Tuesday, 15 October 2019

Typhoon Hagibis hits Japan Sweeps Away Radioactive Soil & Waste

Radiation Alert: Super 

Typhoon Hagibis hits Japan 

Sweeping Away Radioactive 

Soil & Waste

Radar showing Super Typhoon Hagibis in the Pacific Ocean. Photo Credit:  The Weather Network

12 October, 2019

Fukushima Daiichi’s radioactive waste is on the move again as Hagibis, the worst typhoon to hit Japan since 1958, dropped 30” of rain in 24 hours and millions of people were forced to evacuate due to flooding.
From the minute we learned of this Super Typhoon threat, we were gravely concerned for the people of Japan and the tons of highly radioactive debris sitting on the edge of the volatile Pacific Ocean on the former site of the six Fukushima Daiichi atomic power reactors. Three of those nuclear power plants had meltdowns in March 2011 leaving more highly toxic radioactivity than anyone ever anticipated having in one spot. Some of that poisonous debris has been raked up and confined to thousands of giant 1-ton jumbo plastic bags that were right in the path of Hagibis.  As we watched the news of the approaching Pacific super typhoon (tropical cyclone) with its 150 mile per hour (mph) winds, we worried for the people of Japan who have already faced the worst nuclear disaster on the planet.
Since these events are just beginning to unfold, the amount of radioactive material released into the Pacific Ocean and surrounding environment is unknown as of Monday morning, October 14.
As reported by MSN news:
Contaminated waste from damaged nuclear plant in Fukushima swept away by Typhoon Hagibis
… the city of Tamura in Fukushima Prefecture said Sunday that an unknown number of bags containing contaminated waste from the plant were lost. Officials say heavy rains carried the bags to the nearby Furumichi River. That river connects to another river and flows into the Pacific Ocean. The city retrieved ten bags from the river but they haven't been able to confirm how many went missing out of the more than 2-thousand 6-hundred bags kept in a temporary storage.
Now, government authorities in Japan have begun the arduous task searching for an unknown number of bags of radioactive waste that were swept away by Super Typhoon Hagibis.  Each bag weighs more than one ton; the plastic material of which they were fabricated was anticipated to last only 5 to 7 years before the toxic debris would require a final dumping place, a temporary storage facility, or new bags to assure no leakage of the poisonous dirt and vegetation within.
Readers of the Fairewinds twitter feed will note that on Friday we expressed real concern about the status of Fukushima Daiichi and its highly radioactive dirt and debris in the face of this climate crisis weather event.
Unfortunately, our worst fears from Friday are true.  While damage reports are understandably still very incomplete, here is a video of one nuclear waste storage area that was undermined by heavy rain, spilling its radioactive contents into a river that runs into the Pacific Ocean.  

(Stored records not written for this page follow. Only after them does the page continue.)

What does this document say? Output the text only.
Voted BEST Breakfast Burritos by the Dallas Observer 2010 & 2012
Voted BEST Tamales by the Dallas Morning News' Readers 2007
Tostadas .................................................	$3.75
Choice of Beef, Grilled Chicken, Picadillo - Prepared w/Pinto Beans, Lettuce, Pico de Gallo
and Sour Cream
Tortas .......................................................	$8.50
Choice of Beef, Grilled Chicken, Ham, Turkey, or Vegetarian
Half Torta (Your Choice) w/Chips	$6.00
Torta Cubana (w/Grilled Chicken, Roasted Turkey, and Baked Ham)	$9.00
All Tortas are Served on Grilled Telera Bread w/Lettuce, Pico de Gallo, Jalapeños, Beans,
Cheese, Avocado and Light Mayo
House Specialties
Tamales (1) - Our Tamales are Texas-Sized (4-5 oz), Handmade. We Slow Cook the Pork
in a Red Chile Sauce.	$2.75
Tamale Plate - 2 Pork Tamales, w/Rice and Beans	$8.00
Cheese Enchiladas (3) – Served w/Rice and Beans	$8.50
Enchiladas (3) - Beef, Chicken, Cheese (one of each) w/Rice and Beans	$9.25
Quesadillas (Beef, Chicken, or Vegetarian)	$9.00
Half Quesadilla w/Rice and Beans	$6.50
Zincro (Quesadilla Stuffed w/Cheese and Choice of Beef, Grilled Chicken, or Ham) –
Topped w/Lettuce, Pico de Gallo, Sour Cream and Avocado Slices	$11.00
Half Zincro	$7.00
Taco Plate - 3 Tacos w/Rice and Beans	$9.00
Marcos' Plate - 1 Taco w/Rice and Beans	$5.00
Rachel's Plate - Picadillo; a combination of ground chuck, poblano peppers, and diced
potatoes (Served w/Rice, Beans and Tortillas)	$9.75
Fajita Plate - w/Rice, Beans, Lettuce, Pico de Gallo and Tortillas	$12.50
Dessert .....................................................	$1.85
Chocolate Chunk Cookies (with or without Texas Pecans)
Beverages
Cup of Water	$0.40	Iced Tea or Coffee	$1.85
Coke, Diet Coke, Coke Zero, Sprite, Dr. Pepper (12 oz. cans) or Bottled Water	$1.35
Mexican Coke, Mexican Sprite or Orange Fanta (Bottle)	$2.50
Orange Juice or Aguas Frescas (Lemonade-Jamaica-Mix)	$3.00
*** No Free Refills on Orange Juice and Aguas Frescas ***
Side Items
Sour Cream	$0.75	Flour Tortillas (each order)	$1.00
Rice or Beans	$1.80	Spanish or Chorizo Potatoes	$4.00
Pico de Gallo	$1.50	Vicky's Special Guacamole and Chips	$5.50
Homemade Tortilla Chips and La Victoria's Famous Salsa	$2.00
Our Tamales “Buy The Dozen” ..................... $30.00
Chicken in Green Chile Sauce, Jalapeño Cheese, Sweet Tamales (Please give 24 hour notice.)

Was the nuclear reactor at Fukushima struck?
In Fukushima Prefecture, where a huge earthquake and tsunami caused the Daiichi nuclear power plant to melt down in 2011, a burst levee flooded the banks of the Abukuma River after heavy rains.
Separately, Tokyo Electric Power said it was inspecting the nuclear plant for damage from the heavy rains.
In the city of Tamura, floodwaters displaced huge bags containing contaminated waste gathered during the cleanup of areas around the Fukushima Daiichi nuclear plant, Kyodo News reported. A river washed away an unknown number of the bags, which were in a temporary storage area, it said.
The contents of the bags, which hold up to 1.3 tons, were unclear, but they are most likely filled with irradiated topsoil and other refuse from the cleanup that followed the meltdown. Ten of the bags were recovered undamaged, Kyodo News said, and the authorities are cataloging the remaining ones to see how many were still missing.”
While a first read of this story may seem to repeat the previously quoted story of bags being washed away, what we at Fairewinds find additionally disturbing is that a levee (dam) has also burst. It is well known that enormous amounts of radioactive material from the Fukushima meltdowns have settled on the bottom of stream beds and behind levees throughout Japan. As this and other levees and dams burst, they will release even more of that radiation into swollen streams and rivers where it will settle anew in crop lands and populated areas that were previously thought to be cleaned.
Our concern is magnified because people and animals cannot see, taste, or smell this migrating radioactivity. If we look at the radioactively contaminated dirt, trees, and vegetation dispersed by this super typhoon, it will not look any different from any other river mud or debris, so people and animals will not know that it is contaminated with the most toxic substances known to humans. As our tagline says “Radiation Knows No Borders,” and unlike an oil spills, plastics, and some chemical leaks, there is no color or smell for anyone to know they should watch out!
This is a developing story, and since the meltdowns in 2011, Fairewinds has kept you informed, and we and our colleagues will continue to do so.